A Polícia Civil de Pernambuco investiga uma aluna por tentativa de homicídio após ela supostamente colocar mercúrio na garrafa de água de uma professora de artesanato. O caso foi revelado pelo Fantástico neste domingo (19). A suspeita, Maria Aparecida Rodrigues de Araújo, teria agido motivada por ciúmes da amizade entre a vítima e seu namorado.
Motivação por ciúmes
Segundo o delegado responsável pelo caso, a investigada passou a demonstrar ciúmes da relação entre a professora e seu companheiro, o que teria dado início ao plano criminoso. "Num determinado momento, por ter amizade com o namorado da investigada, ela passou a cobrar ciúmes da vítima. A partir daí começa toda a trama delituosa", afirmou o delegado.
A professora, identificada como Denny, contou que as duas chegaram a discutir cerca de um ano e meio antes da descoberta. Na ocasião, ela disse ter deixado claro que não abriria mão da amizade. "Eu falei: 'Se você tem algum problema com ele, resolva com ele, porque ele é seu namorado. Mas eu não vou deixar de ser amiga dele. Para mim, ele era mais que um irmão'", relembrou.
Como ocorreu a contaminação
O caso começou em um espaço de artesanato montado no estacionamento do Hospital Universitário Oswaldo Cruz, no Recife. Denny era professora voluntária e conhecia Maria Aparecida, que acompanhava o filho em tratamento e frequentava as aulas. A aluna teria dado uma garrafa de água para a professora, que passou a usá-la diariamente por cerca de dois meses.

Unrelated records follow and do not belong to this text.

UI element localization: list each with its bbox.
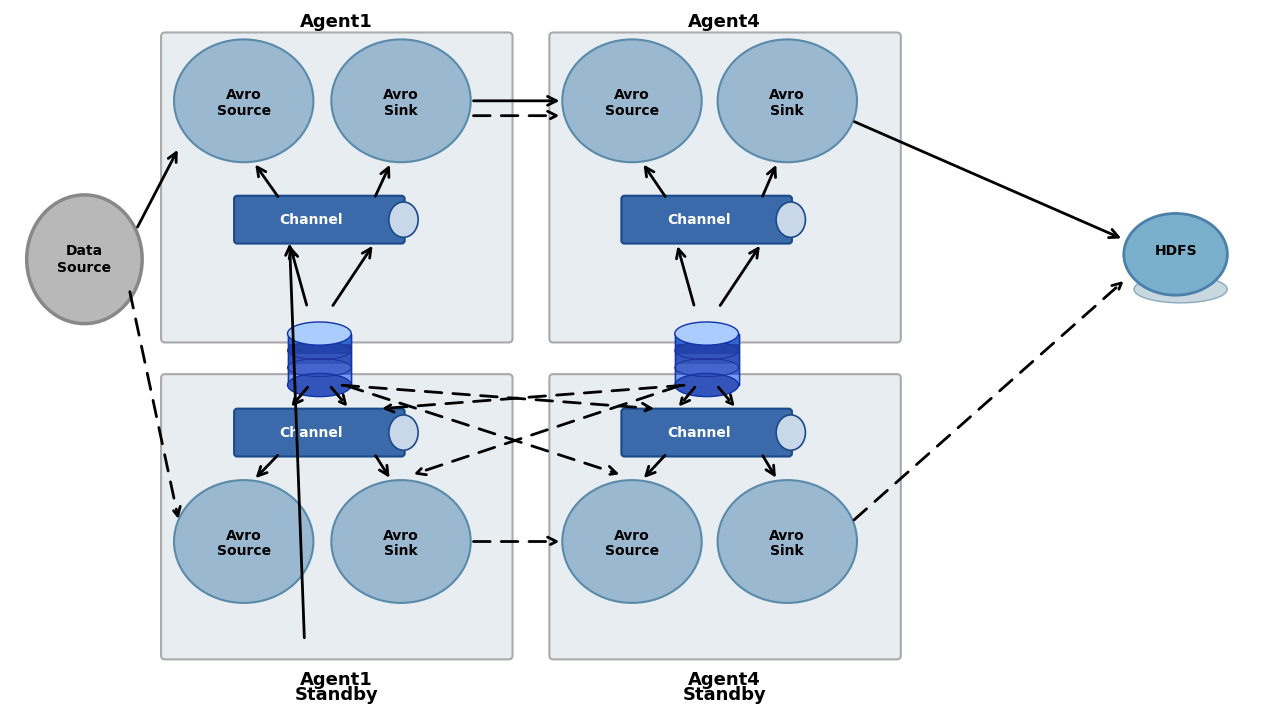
- Text: Source: Source: [217, 545, 271, 559]
- Text: Avro: Avro: [614, 88, 649, 102]
- Text: Avro: Avro: [769, 88, 806, 102]
- Ellipse shape: [174, 480, 314, 603]
- Text: Standby: Standby: [294, 686, 378, 704]
- Bar: [288, 333, 352, 344]
- Ellipse shape: [1124, 213, 1227, 295]
- Ellipse shape: [26, 195, 142, 323]
- Text: Sink: Sink: [770, 545, 805, 559]
- Text: Sink: Sink: [770, 104, 805, 118]
- FancyBboxPatch shape: [550, 374, 900, 659]
- Text: Source: Source: [605, 104, 660, 118]
- FancyBboxPatch shape: [622, 408, 792, 457]
- Ellipse shape: [174, 40, 314, 162]
- Ellipse shape: [1134, 276, 1227, 303]
- Text: Source: Source: [605, 545, 660, 559]
- Text: Source: Source: [57, 261, 111, 275]
- Text: HDFS: HDFS: [1154, 245, 1197, 258]
- Text: Avro: Avro: [769, 529, 806, 542]
- Ellipse shape: [777, 415, 806, 450]
- Bar: [288, 375, 352, 385]
- Text: Channel: Channel: [280, 425, 343, 440]
- FancyBboxPatch shape: [622, 196, 792, 244]
- Ellipse shape: [288, 374, 352, 396]
- FancyBboxPatch shape: [161, 374, 512, 659]
- Text: Avro: Avro: [383, 88, 419, 102]
- Ellipse shape: [675, 374, 739, 396]
- Bar: [675, 333, 739, 385]
- Text: Channel: Channel: [667, 425, 730, 440]
- Text: Agent4: Agent4: [689, 13, 760, 30]
- Text: Sink: Sink: [385, 545, 417, 559]
- Bar: [288, 333, 352, 385]
- Bar: [675, 354, 739, 364]
- Ellipse shape: [562, 480, 701, 603]
- Ellipse shape: [332, 480, 470, 603]
- Text: Agent1: Agent1: [300, 671, 373, 689]
- Bar: [288, 354, 352, 364]
- Bar: [288, 344, 352, 354]
- Ellipse shape: [562, 40, 701, 162]
- Ellipse shape: [388, 202, 419, 238]
- FancyBboxPatch shape: [235, 196, 405, 244]
- Text: Channel: Channel: [667, 213, 730, 227]
- FancyBboxPatch shape: [550, 33, 900, 342]
- Ellipse shape: [332, 40, 470, 162]
- Text: Source: Source: [217, 104, 271, 118]
- Text: Sink: Sink: [385, 104, 417, 118]
- Text: Agent1: Agent1: [300, 13, 373, 30]
- Text: Avro: Avro: [614, 529, 649, 542]
- Text: Avro: Avro: [226, 88, 261, 102]
- Bar: [675, 344, 739, 354]
- Bar: [675, 364, 739, 375]
- FancyBboxPatch shape: [161, 33, 512, 342]
- Bar: [288, 333, 352, 385]
- Text: Channel: Channel: [280, 213, 343, 227]
- Ellipse shape: [288, 322, 352, 345]
- Text: Avro: Avro: [383, 529, 419, 542]
- Ellipse shape: [388, 415, 419, 450]
- Text: Avro: Avro: [226, 529, 261, 542]
- Ellipse shape: [718, 40, 857, 162]
- Text: Data: Data: [66, 245, 103, 258]
- Bar: [675, 333, 739, 385]
- Bar: [288, 364, 352, 375]
- Text: Standby: Standby: [682, 686, 767, 704]
- Bar: [675, 375, 739, 385]
- Ellipse shape: [777, 202, 806, 238]
- Text: Agent4: Agent4: [689, 671, 760, 689]
- Ellipse shape: [675, 322, 739, 345]
- FancyBboxPatch shape: [235, 408, 405, 457]
- Bar: [675, 333, 739, 344]
- Ellipse shape: [718, 480, 857, 603]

Durante esse período, Denny percebeu bolhas na água e um gosto diferente, mas não desconfiou de algo grave. A suspeita surgiu quando flagrou Maria Aparecida mexendo na garrafa durante uma aula. "Eu peguei ela mexendo na minha garrafa. Aí ela se assustou e fez como se estivesse tirando ela do local e botando em outro", contou a professora.
Depois do episódio, Denny retirou pequenas "bolinhas" da boca antes de engolir a água e decidiu instalar um celular escondido para gravar o que acontecia na sala. As imagens, obtidas nos dias 3 e 5 de junho de 2025, mostram Maria Aparecida cortando um papel com uma tesoura, depositando o conteúdo na água, agitando a garrafa e saindo da sala.
Exames comprovam intoxicação
Com os vídeos, Denny procurou a polícia. A garrafa foi encaminhada para perícia e, dois dias depois, a professora voltou ao curso com outro recipiente idêntico. A suspeita repetiu o comportamento e foi novamente filmada. Os laudos periciais confirmaram a presença de mercúrio nas duas garrafas analisadas. Exames também detectaram o metal no sangue e na urina da professora — no sangue, foram encontrados 21 mg, cerca de quatro vezes acima do limite tolerável.
O mercúrio é um metal altamente tóxico, proibido em termômetros no Brasil desde 2019, e pode causar danos graves ao cérebro, rins, intestino e pele. A polícia acredita que a repetição da conduta e o uso consciente da substância reforçam a linha de investigação por tentativa de homicídio.
Defesa e investigação
A investigada nega as acusações. Em nota, a defesa informou que ela faz tratamento médico por transtornos mentais e que não irá comentar o caso para não prejudicar a conclusão do inquérito. O delegado afirmou que, até o momento, não foram apresentados documentos que comprovem esse diagnóstico.
Mais de um ano depois das gravações, o inquérito ainda não foi concluído. O delegado afirma que, embora as imagens e os depoimentos sejam relevantes, a investigação busca reunir mais elementos para comprovar a prática do crime. Já a defesa de Denny cobra mais rapidez e destaca que os laudos confirmando a presença de mercúrio ficaram prontos poucos dias após o início da apuração.
Sintomas e descoberta
Denny afirma que os primeiros sintomas surgiram quase um ano antes das gravações. Como tem fibromialgia desde 2016, acreditou inicialmente que a piora do quadro estivesse relacionada à doença. A própria reumatologista descartou essa hipótese ao perceber que os sintomas não eram compatíveis com a fibromialgia. "Foi desesperador", disse a professora, que agora aguarda a conclusão do inquérito policial.